Me dejó con tres hijos y padres mayores para huir con su amante.
Me abandonó con tres niños y unos suegros ancianos se fue a Italia con otra mujer.
No pude retenerlo.
Todo comenzó el día de mi cumpleaños.
En aquel entonces, vivía en un pueblo pequeño, sin mucho dinero, y en los escaparates de las tiendas de la ciudad había tantas cosas bonitas mis ojos no sabían dónde posarse.
Me enamoré de un par de sandalias.
Me quedé allí mirándolas, imaginándomelas puestas, paseando por la calle Mayor, y todo el mundo volviéndose a verme
De pronto, alguien me rozó el codo con suavidad.
Al girarme, vi a un hombre sonriente frente a mí.
Bonitas, ¿verdad? dijo, señalando las sandalias con un gesto.
Sí murmuré, sin apartar la vista del escaparate.
Tomemos un café. Si te compro esas sandalias, ¿aceptas una cita?
Sabía que debía parecer ingenua y ridícula ante sus ojos, pero en ese momento no me importó.
Vale respondí.
Quería ese regalo. Quería sentirme especial, aunque fuera por una noche.
Nos sentamos en una cafetería, me invitó a un pastel y comencé a contarle mi historia.
Le dije que mis padres habían fallecido.
Era una media verdad.
Había enterrado a mi padre, pero mi madre
A mi madre la había “enterrado” en mi mente desde niña, porque me abandonó siendo un bebé.
Se lo conté de forma que despertara su compasión.
Y funcionó.
Así empezó todo.
Iba cada vez más a la ciudad y nos veíamos.
Se llamaba Javier. Me acogió en su casa, colmándome de atenciones.
Primero fueron las sandalias, luego vestidos, joyas, perfumes caros.
Pero no, no me convertí en su amante por los regalos.
Lo amaba.
Creí que él también me amaba a mí.
Pero fui ingenua.
Cometí un error, quedé embarazada.
Y esperaba escuchar de todo, menos esto:
Ven a vivir conmigo. Criaremos a este niño juntos.
No podía creer mi suerte.
Nos casamos.
Pensé que al fin el destino me sonreía.
Hasta que un día llamaron a la puerta.
Abrí y casi me desmayo.
En el umbral estaba mi madre.
Con una bolsa de cocido, como si nos hubiéramos visto el día anterior.

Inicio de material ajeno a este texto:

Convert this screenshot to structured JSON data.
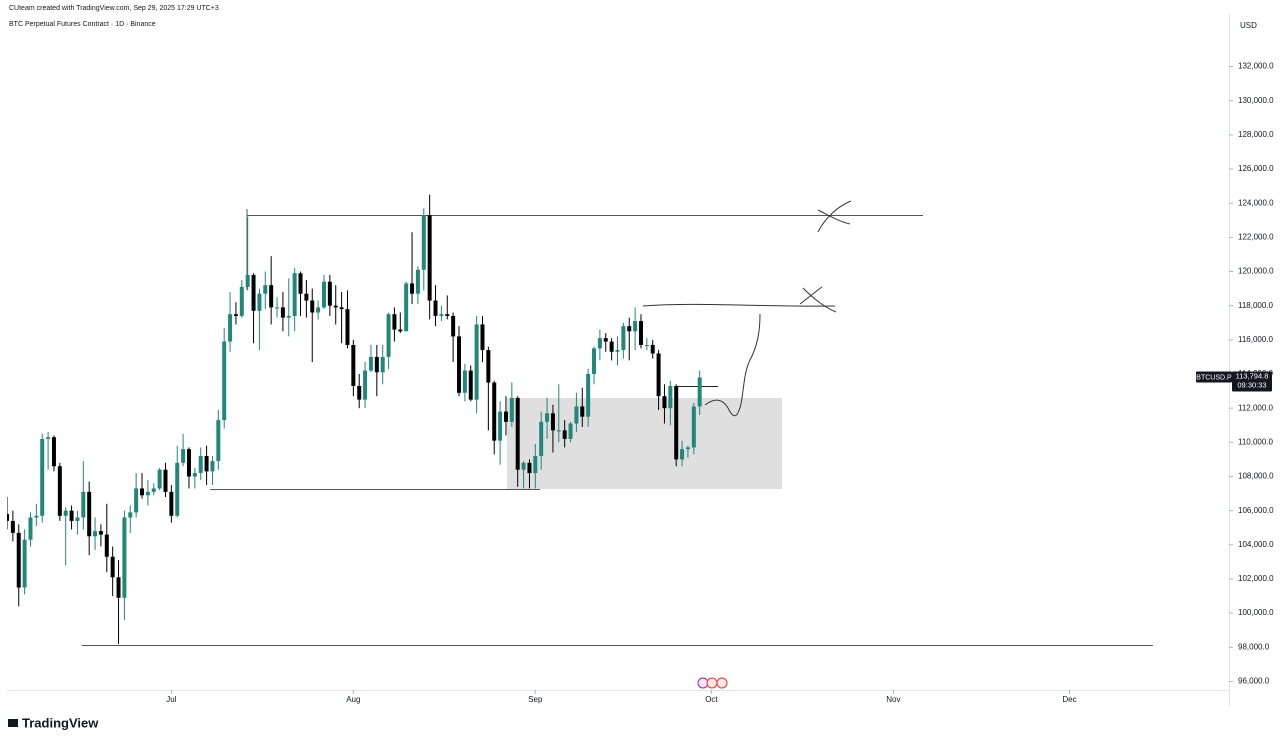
{
  "header": {
    "credit": "CUteam created with TradingView.com, Sep 29, 2025 17:29 UTC+3"
  },
  "footer": {
    "logo": "TradingView"
  },
  "chart_data": {
    "type": "candlestick",
    "title": "BTC Perpetual Futures Contract · 1D · Binance",
    "currency": "USD",
    "symbol": "BTCUSD.P",
    "countdown": "09:30:33",
    "last_price": {
      "value": 113794.8,
      "label": "113,794.8"
    },
    "up_color": "#22867a",
    "down_color": "#000000",
    "ylim": [
      95500,
      134900
    ],
    "yticks": [
      {
        "value": 96000,
        "label": "96,000.0"
      },
      {
        "value": 98000,
        "label": "98,000.0"
      },
      {
        "value": 100000,
        "label": "100,000.0"
      },
      {
        "value": 102000,
        "label": "102,000.0"
      },
      {
        "value": 104000,
        "label": "104,000.0"
      },
      {
        "value": 106000,
        "label": "106,000.0"
      },
      {
        "value": 108000,
        "label": "108,000.0"
      },
      {
        "value": 110000,
        "label": "110,000.0"
      },
      {
        "value": 112000,
        "label": "112,000.0"
      },
      {
        "value": 114000,
        "label": "114,000.0"
      },
      {
        "value": 116000,
        "label": "116,000.0"
      },
      {
        "value": 118000,
        "label": "118,000.0"
      },
      {
        "value": 120000,
        "label": "120,000.0"
      },
      {
        "value": 122000,
        "label": "122,000.0"
      },
      {
        "value": 124000,
        "label": "124,000.0"
      },
      {
        "value": 126000,
        "label": "126,000.0"
      },
      {
        "value": 128000,
        "label": "128,000.0"
      },
      {
        "value": 130000,
        "label": "130,000.0"
      },
      {
        "value": 132000,
        "label": "132,000.0"
      }
    ],
    "xlim": [
      0,
      208
    ],
    "xticks": [
      {
        "value": 28,
        "label": "Jul"
      },
      {
        "value": 59,
        "label": "Aug"
      },
      {
        "value": 90,
        "label": "Sep"
      },
      {
        "value": 120,
        "label": "Oct"
      },
      {
        "value": 151,
        "label": "Nov"
      },
      {
        "value": 181,
        "label": "Dec"
      }
    ],
    "ohlc": [
      [
        105800,
        106800,
        104900,
        105400
      ],
      [
        105400,
        106000,
        104200,
        104700
      ],
      [
        104700,
        105200,
        100400,
        101500
      ],
      [
        101500,
        104900,
        101100,
        104300
      ],
      [
        104300,
        105900,
        103900,
        105600
      ],
      [
        105600,
        106400,
        105100,
        105700
      ],
      [
        105700,
        110500,
        105300,
        110200
      ],
      [
        110200,
        110600,
        108400,
        110300
      ],
      [
        110300,
        110400,
        108300,
        108600
      ],
      [
        108600,
        108800,
        105400,
        105700
      ],
      [
        105700,
        106200,
        102800,
        106000
      ],
      [
        106000,
        106300,
        104900,
        105400
      ],
      [
        105400,
        106000,
        104600,
        105600
      ],
      [
        105600,
        108900,
        104900,
        107100
      ],
      [
        107100,
        107700,
        103400,
        104500
      ],
      [
        104500,
        105600,
        103700,
        104800
      ],
      [
        104800,
        105200,
        103900,
        104600
      ],
      [
        104600,
        106400,
        102400,
        103300
      ],
      [
        103300,
        103900,
        101000,
        102100
      ],
      [
        102100,
        103100,
        98200,
        100900
      ],
      [
        100900,
        106000,
        99600,
        105600
      ],
      [
        105600,
        106300,
        104700,
        105900
      ],
      [
        105900,
        108200,
        105600,
        107300
      ],
      [
        107300,
        108200,
        106700,
        106900
      ],
      [
        106900,
        107800,
        106300,
        107100
      ],
      [
        107100,
        107600,
        106900,
        107300
      ],
      [
        107300,
        108500,
        107200,
        108400
      ],
      [
        108400,
        108800,
        106800,
        107100
      ],
      [
        107100,
        107500,
        105300,
        105700
      ],
      [
        105700,
        109800,
        105600,
        108800
      ],
      [
        108800,
        110500,
        108600,
        109600
      ],
      [
        109600,
        109700,
        107300,
        108000
      ],
      [
        108000,
        108500,
        107300,
        108200
      ],
      [
        108200,
        109700,
        107800,
        109200
      ],
      [
        109200,
        109800,
        107500,
        108300
      ],
      [
        108300,
        109200,
        107500,
        108900
      ],
      [
        108900,
        111900,
        108400,
        111300
      ],
      [
        111300,
        116700,
        110800,
        115900
      ],
      [
        115900,
        118800,
        115300,
        117500
      ],
      [
        117500,
        118200,
        116900,
        117400
      ],
      [
        117400,
        119500,
        117300,
        119100
      ],
      [
        119100,
        123200,
        118900,
        119800
      ],
      [
        119800,
        119900,
        115800,
        117700
      ],
      [
        117700,
        119000,
        115400,
        118700
      ],
      [
        118700,
        120000,
        117800,
        119200
      ],
      [
        119200,
        120900,
        116900,
        117900
      ],
      [
        117900,
        118500,
        117300,
        117900
      ],
      [
        117900,
        118800,
        116500,
        117300
      ],
      [
        117300,
        119600,
        116200,
        117400
      ],
      [
        117400,
        120200,
        116500,
        119900
      ],
      [
        119900,
        120000,
        117400,
        118700
      ],
      [
        118700,
        119500,
        117300,
        118300
      ],
      [
        118300,
        119000,
        114700,
        117600
      ],
      [
        117600,
        118300,
        117200,
        117900
      ],
      [
        117900,
        119800,
        117800,
        119400
      ],
      [
        119400,
        119800,
        117400,
        118000
      ],
      [
        118000,
        119200,
        116900,
        117900
      ],
      [
        117900,
        118800,
        115800,
        117800
      ],
      [
        117800,
        118900,
        115500,
        115700
      ],
      [
        115700,
        116000,
        112700,
        113300
      ],
      [
        113300,
        114000,
        112000,
        112500
      ],
      [
        112500,
        114700,
        112000,
        114200
      ],
      [
        114200,
        115700,
        114100,
        115000
      ],
      [
        115000,
        115700,
        112700,
        114100
      ],
      [
        114100,
        115700,
        113400,
        115000
      ],
      [
        115000,
        117600,
        114300,
        117500
      ],
      [
        117500,
        117900,
        115900,
        116600
      ],
      [
        116600,
        117600,
        116400,
        116500
      ],
      [
        116500,
        119400,
        116500,
        119300
      ],
      [
        119300,
        122300,
        118100,
        118700
      ],
      [
        118700,
        120300,
        118100,
        120100
      ],
      [
        120100,
        123700,
        118900,
        123300
      ],
      [
        123300,
        124500,
        117200,
        118300
      ],
      [
        118300,
        119200,
        116800,
        117400
      ],
      [
        117400,
        118000,
        117100,
        117500
      ],
      [
        117500,
        118600,
        117200,
        117400
      ],
      [
        117400,
        117600,
        114700,
        116200
      ],
      [
        116200,
        116800,
        112700,
        112900
      ],
      [
        112900,
        114600,
        112400,
        114200
      ],
      [
        114200,
        114500,
        112400,
        112500
      ],
      [
        112500,
        117400,
        111700,
        116900
      ],
      [
        116900,
        117400,
        114700,
        115400
      ],
      [
        115400,
        115600,
        110700,
        113500
      ],
      [
        113500,
        113600,
        109300,
        110100
      ],
      [
        110100,
        112400,
        108700,
        111800
      ],
      [
        111800,
        112700,
        110400,
        111200
      ],
      [
        111200,
        113500,
        110900,
        112600
      ],
      [
        112600,
        112700,
        107400,
        108400
      ],
      [
        108400,
        108900,
        107300,
        108800
      ],
      [
        108800,
        109000,
        107300,
        108200
      ],
      [
        108200,
        109900,
        107300,
        109200
      ],
      [
        109200,
        111800,
        108400,
        111200
      ],
      [
        111200,
        112600,
        110200,
        111700
      ],
      [
        111700,
        112200,
        109400,
        110700
      ],
      [
        110700,
        113400,
        110000,
        110700
      ],
      [
        110700,
        111300,
        109700,
        110200
      ],
      [
        110200,
        111200,
        110000,
        111100
      ],
      [
        111100,
        112900,
        110600,
        112100
      ],
      [
        112100,
        113200,
        110900,
        111500
      ],
      [
        111500,
        114300,
        110900,
        114000
      ],
      [
        114000,
        115600,
        113400,
        115500
      ],
      [
        115500,
        116600,
        114800,
        116100
      ],
      [
        116100,
        116400,
        115300,
        115900
      ],
      [
        115900,
        116100,
        114800,
        115300
      ],
      [
        115300,
        116200,
        114500,
        115400
      ],
      [
        115400,
        117000,
        114900,
        116800
      ],
      [
        116800,
        117300,
        114800,
        116500
      ],
      [
        116500,
        117900,
        115400,
        117100
      ],
      [
        117100,
        117500,
        115500,
        115700
      ],
      [
        115700,
        116100,
        115400,
        115700
      ],
      [
        115700,
        116000,
        114900,
        115200
      ],
      [
        115200,
        115400,
        111900,
        112700
      ],
      [
        112700,
        113400,
        111100,
        112000
      ],
      [
        112000,
        113600,
        111000,
        113300
      ],
      [
        113300,
        113400,
        108600,
        109000
      ],
      [
        109000,
        110100,
        108600,
        109600
      ],
      [
        109600,
        109800,
        109100,
        109700
      ],
      [
        109700,
        112300,
        109300,
        112100
      ],
      [
        112100,
        114200,
        111600,
        113794.8
      ]
    ]
  }
}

Un vecino le había dicho dónde vivía ahora.
Quería reconciliarse.
Y Javier descubrió la verdad.
Supo que había mentido.
Y al instante, su amor se esfumó.
Gritó, me llamó impostora, me preguntó si mi padre iba a salir de la tumba, ya que borraba a la gente de mi vida tan fácilmente.
Y nos echó a la calle.
A mí, a mi madre y a su cocido.
Regresé con mis abuelos.
Alejé a mi madre.
Y me quedé sola con mi hijo.
Pero Javier volvió.
Vuelve conmigo dijo. Tenemos un hijo.
Y le creí.
Ingenua, pensé que el amor lo superaría todo.
Pero no me llevó de vuelta a su piso.
Nos instalamos en la antigua casa de sus padres unos ancianos que necesitaban cuidados.
Acepté.
Lo daba todo por él, por sus padres, por nuestro hijo.
Luego volví a quedarme embarazada.
Un día discutimos, y con rabia me recordó:
¡No olvides que solo eres una invitada aquí!
Esas palabras fueron como un cuchillo.
Y aún así, me quedé.
Creí que el amor vencería las dificultades.
Cuando nació el segundo niño, dijo que el dinero escaseaba, que su negocio había fracasado.
Ahora éramos iguales: yo no tenía nada, él tampoco.
Llegó el tercero.
Pensé que ya nada cambiaría, que estaríamos juntos pase lo que pase.
Empezó a trabajar cada vez más. Salía temprano y volvía tarde.
Creí que se esforzaba por la familia.
No vi cómo todo se derrumbaba.
Un día anunció:
No puedo seguir así. No hay futuro aquí. Me voy al extranjero.
Le creí.
Estaba agotado, derrotado.
Hasta acepté que se fuera, que intentara prosperar fuera.
Pero después descubrí la verdad por casualidad.
En el aeropuerto, había dos billetes para un vuelo a Italia.
Uno con su nombre.
Y otro con el nombre de una mujer con la que llevaba años liado.
Lo entendí.
Pero no pude detenerlo.
Se fue.
Y yo me quedé.
Con tres hijos.
Con sus padres, que ya no eran extraños para mí.
En una casa vacía y un alma llena de dolor.
No sé cómo seguir ahora.
Solo espero que algún día duela menos.